Procedures that put patients with respiratory disease at most risk are:
- procedures involving the throat, thorax and abdomen
- procedures with long operating duration
- procedures requiring high levels of postprocedural analgesia.
Patients with respiratory disease at most risk of postprocedural complications are those:
- who smoke
- with poorly controlled asthma or history of severe exacerbations (especially those requiring intensive care or hospital admissions)
- taking long-term systemic or high-dose inhaled corticosteroids—a brief course of supplementary corticosteroids may be needed periprocedurally
- with limited mechanical ventilatory reserve, including patients with
- severe airway obstruction
- interstitial lung disease
- an oxygen requirement or on domiciliary oxygen therapy
- obesity
- diseases associated with weak respiratory muscles (eg neuromuscular disease)
- with mucus hypersecretion, including patients with
- chronic bronchitis
- bronchiectasis
- cystic fibrosis
- with a chest wall disorder causing a rigid chest (eg kyphoscoliosis)

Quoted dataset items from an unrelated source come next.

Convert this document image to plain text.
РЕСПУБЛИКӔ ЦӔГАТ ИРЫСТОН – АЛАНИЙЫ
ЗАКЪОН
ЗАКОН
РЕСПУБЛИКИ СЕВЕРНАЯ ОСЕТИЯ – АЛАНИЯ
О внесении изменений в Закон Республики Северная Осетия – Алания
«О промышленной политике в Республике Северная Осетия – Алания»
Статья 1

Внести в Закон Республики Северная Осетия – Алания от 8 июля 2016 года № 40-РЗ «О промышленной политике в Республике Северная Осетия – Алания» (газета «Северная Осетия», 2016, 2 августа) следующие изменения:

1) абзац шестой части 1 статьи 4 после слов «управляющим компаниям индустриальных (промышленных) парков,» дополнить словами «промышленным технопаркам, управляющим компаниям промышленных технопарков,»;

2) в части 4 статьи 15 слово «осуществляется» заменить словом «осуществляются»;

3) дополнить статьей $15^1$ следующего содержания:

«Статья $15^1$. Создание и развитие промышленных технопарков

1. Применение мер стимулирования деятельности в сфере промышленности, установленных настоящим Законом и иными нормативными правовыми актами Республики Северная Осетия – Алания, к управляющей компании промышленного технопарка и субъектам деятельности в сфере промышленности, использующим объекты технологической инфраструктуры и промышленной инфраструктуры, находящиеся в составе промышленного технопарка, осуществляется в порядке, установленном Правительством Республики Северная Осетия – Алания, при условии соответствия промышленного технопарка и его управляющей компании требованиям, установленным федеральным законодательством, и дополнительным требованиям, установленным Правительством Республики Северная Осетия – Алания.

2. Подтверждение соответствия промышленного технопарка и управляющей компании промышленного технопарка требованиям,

- with reduced ability to protect the upper airway or to clear secretions from the lungs (eg due to neuromuscular disorders affecting the bulbar muscles and cough mechanism)
- with uncontrolled gastro-oesophageal reflux
- with coexisting cardiac disease predisposing to pulmonary oedema
- with significant sleep apnoea or obesity hypoventilation syndrome
- with significant craniofacial abnormalities (who may be difficult to intubate and are more likely to have obstructive sleep apnoea)
- who are prone to respiratory centre depression (eg due to chronic carbon dioxide retention)
- who have difficulty cooperating with instructions (eg with physical or developmental disability).
Acute viral and bacterial infections can temporarily affect mucociliary function and increase mucus production. This can increase the risk of postprocedural complications. In otherwise healthy people, this risk is relatively low, but elective procedures may need to be postponed with consideration of the risks and benefits by the anaesthetist and surgeon.